» Pon gru 19, 2016 10:01
Re: Maja i Gucio... Gutek - walczymy
Powtarzaliśmy testy białaczkowe kilka razy. Było tez badanie szpiku, które nie wskazało konkretnej przyczyny zaniku produkcji czerwonych krwinek.
Diagnoza jest taka, że jest to coś autoimmunologiczne.
Jak jest? Jest słabo.
Wczorajszy wieczór spędziliśmy w lecznicy (w Legionowie, bo to jedyna całodobowa, do której mam zaufanie - tam swoje stado leczy moja siostra, a Białobrzeska w niedzielę tylko do 16-tej).

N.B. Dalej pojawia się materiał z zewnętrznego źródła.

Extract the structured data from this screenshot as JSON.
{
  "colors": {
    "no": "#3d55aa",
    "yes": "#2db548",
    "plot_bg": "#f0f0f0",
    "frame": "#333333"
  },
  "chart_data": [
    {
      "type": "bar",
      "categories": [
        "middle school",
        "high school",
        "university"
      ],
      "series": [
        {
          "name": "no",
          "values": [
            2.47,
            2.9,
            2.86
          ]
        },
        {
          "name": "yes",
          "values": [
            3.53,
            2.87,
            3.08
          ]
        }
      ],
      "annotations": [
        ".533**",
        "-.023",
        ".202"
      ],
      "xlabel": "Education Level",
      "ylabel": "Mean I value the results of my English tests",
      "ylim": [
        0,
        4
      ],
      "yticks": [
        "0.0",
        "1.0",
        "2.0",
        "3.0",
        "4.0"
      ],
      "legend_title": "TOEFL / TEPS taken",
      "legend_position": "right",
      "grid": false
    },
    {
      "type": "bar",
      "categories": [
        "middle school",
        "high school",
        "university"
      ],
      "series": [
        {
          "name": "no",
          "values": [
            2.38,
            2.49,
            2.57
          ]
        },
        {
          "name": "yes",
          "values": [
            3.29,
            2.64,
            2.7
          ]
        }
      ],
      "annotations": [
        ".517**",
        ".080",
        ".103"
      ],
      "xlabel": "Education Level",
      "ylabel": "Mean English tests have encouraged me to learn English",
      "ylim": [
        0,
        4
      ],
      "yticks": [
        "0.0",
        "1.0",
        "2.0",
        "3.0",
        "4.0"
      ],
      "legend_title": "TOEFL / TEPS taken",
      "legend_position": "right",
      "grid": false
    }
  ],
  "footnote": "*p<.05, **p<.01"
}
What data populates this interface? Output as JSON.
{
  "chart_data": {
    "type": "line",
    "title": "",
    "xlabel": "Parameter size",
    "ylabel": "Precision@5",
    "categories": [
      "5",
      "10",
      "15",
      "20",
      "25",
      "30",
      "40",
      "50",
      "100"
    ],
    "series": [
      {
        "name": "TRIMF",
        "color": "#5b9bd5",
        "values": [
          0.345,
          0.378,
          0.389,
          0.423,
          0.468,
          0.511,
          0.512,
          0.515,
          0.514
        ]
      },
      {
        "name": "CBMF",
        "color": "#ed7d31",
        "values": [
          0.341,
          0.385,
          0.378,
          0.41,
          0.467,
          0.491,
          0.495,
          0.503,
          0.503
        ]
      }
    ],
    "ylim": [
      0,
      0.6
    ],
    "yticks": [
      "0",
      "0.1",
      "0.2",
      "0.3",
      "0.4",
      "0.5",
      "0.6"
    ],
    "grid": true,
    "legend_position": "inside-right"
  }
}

Pojechaliśmy, bo Gutek bardzo osłabł.
Przestał jeść. W czwartek miał świetny apetyt, w piątek jeszcze też, w sobotę już mniejszy, rano jeszcze OK, ale na kolację już tylko kilka kęsków wołowinki. Potem jeszcze w nocy namówiłam go na dwa, czy trzy kawałeczki. A w niedzielę już nic. Siadał nad miską, wąchał i odchodził. Mięso było świeże (Maja testowała), chrupek też nie tknął, nawet sosu z saszetki. Głównie spał. Wieczorem zaczął wymiotować śliną.
W lecznicy wyszło, że hematokryt niski, ale taki sam, jak w czwartek, więc przyczyna nie tu.
Prawdopodobnie to skutek Equoralu.
Po powrocie z lecznicy zjadł dwa maleńkie kawałeczki mięsa. Dziś rano nic nie zjadł.
Dzisiaj przyszedł mailem wynik z laboratorium i choć erytrocyty i hematokryt są nadal dużo za niskie, to płytki krwi i reticulocyty są w normie.